Advertising, promotion, public relations and most other aspects of corporate communications are archaic concepts. They exploited unidirectional, one-to-many, and one-size-fits-all media to communicate 'messages' to faceless, powerless customers. The Net Generation’s ‘N-Fluence’ networks are powerful new forces that marketers must engage.

One striking effect of this is a fundamental change in the role of the executive in charge of marketing. As long ago as 2007, the McKinsey Quarterly published an article, under the heading “The Evolving Role of the CMO” that began:

Few senior-executive positions will be subject to as much change over the next few years as that of the chief marketing officer. Many CEOs and boards may think that their senior marketers’ hands are already full managing the rise of new media, the growing number of sales and service touch points and the fragmentation of customer segments. But as the forces of marketing proliferation gather strength, what’s actually required is a broadening of the CMO’s role. This expansion will encompass both a redefinition of the way the marketing function performs its critical tasks and the CMO’s assumption of a larger role as the ‘voice of the customer’ across the company as it responds to significant changes in the marketplace.

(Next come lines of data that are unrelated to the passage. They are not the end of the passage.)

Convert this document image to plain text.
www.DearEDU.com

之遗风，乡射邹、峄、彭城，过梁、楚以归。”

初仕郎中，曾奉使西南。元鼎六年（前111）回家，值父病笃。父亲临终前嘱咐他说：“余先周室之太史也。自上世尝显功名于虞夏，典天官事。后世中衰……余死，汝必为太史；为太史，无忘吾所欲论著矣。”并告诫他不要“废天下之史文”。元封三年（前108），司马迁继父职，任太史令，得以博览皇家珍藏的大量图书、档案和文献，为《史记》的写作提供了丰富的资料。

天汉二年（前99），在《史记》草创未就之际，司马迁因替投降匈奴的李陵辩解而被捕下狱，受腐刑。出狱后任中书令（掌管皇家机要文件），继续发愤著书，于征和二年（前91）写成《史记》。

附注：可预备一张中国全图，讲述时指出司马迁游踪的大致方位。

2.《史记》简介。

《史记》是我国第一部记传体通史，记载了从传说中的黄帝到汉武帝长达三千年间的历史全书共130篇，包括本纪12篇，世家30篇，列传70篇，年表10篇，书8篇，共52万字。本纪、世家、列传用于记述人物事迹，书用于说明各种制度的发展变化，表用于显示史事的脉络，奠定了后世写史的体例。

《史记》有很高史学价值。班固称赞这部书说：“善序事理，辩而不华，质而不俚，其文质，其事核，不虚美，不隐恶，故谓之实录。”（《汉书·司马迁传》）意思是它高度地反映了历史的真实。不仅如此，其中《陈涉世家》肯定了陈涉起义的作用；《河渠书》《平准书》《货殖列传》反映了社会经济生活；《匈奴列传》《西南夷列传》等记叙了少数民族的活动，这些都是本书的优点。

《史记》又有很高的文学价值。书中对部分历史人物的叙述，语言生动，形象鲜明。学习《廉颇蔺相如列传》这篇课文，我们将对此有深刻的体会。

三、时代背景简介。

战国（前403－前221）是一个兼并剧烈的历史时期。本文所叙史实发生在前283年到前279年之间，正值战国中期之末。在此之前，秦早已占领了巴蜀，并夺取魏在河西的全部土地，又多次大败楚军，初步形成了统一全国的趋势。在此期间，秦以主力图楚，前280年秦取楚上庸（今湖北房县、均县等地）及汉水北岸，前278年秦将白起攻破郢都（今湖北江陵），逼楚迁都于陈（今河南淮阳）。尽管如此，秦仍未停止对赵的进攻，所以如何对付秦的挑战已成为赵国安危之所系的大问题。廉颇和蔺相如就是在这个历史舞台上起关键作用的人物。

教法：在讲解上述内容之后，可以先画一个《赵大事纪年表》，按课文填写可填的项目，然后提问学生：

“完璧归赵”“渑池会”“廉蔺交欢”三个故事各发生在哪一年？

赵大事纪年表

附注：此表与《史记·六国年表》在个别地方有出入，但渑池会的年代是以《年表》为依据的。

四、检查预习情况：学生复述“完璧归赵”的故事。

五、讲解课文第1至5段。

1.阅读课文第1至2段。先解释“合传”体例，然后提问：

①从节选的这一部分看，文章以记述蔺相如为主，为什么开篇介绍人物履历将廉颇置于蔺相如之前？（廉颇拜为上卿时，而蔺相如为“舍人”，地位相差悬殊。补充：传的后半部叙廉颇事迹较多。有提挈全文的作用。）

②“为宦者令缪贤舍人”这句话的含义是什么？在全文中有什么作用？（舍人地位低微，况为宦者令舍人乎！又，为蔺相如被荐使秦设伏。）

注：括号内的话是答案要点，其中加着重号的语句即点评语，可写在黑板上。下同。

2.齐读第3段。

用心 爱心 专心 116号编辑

The theme was continued by another consultancy, Vivaldi Partners, in a research report – called “The Changing Role of the CMO” – published last year. “While all CMOs reiterated that there were still constants in their roles, the changing digital landscape and the rise of the Always-On Consumer have definitely impacted today’s marketing,” it said. It added that the change fell into five key areas – strategy, customers, operations, organization and technology. The last of these is particularly important because it is increasingly widely assumed that CMOs are increasingly moving into the territory that was previously the preserve of the Chief Information Officer. Indeed, the prediction by Gartner at the beginning of this decade that technology spending by CMOs would outstrip that by CIOs by 2017 looks like being spot-on.

Adam Howatson, CMO of the enterprise information management company OpenText, is in no doubt that a fundamental change is occurring. “We’re in a transitioning period,” he says before adding: “In five years all CMOs will be digitally engaged. The ‘Luddite’ CMO will go by the wayside.”

As he acknowledges, this is partly a demographic change. The people who will be taking on these roles will have – in Tapscott’s phrase – “grown up digital”. But it is also an acceptance that marketing is increasingly bound up with things like analytics, near-field communications, facial recognition, which all enable businesses to connect more effectively with customers. Only CMOs who are committed technologists will be able to make the most of the opportunities. This is not to say that all will be straightforward. An article in a special report on “The Connected Business” in the Financial Times this week pointed to some of the challenges, with various executives stressing the problems for marketers if they promise more than the IT can deliver.

But the possibilities indicated by the excitement that surrounds the revealing of supermarkets’ Christmas advertisements or the ongoing interest in campaigns by the U.K. price comparison website CompareTheMarket.com and others suggest that the modern marketer is playing in a sweet shop that is much larger than any in the dreams of Don Draper and his colleagues.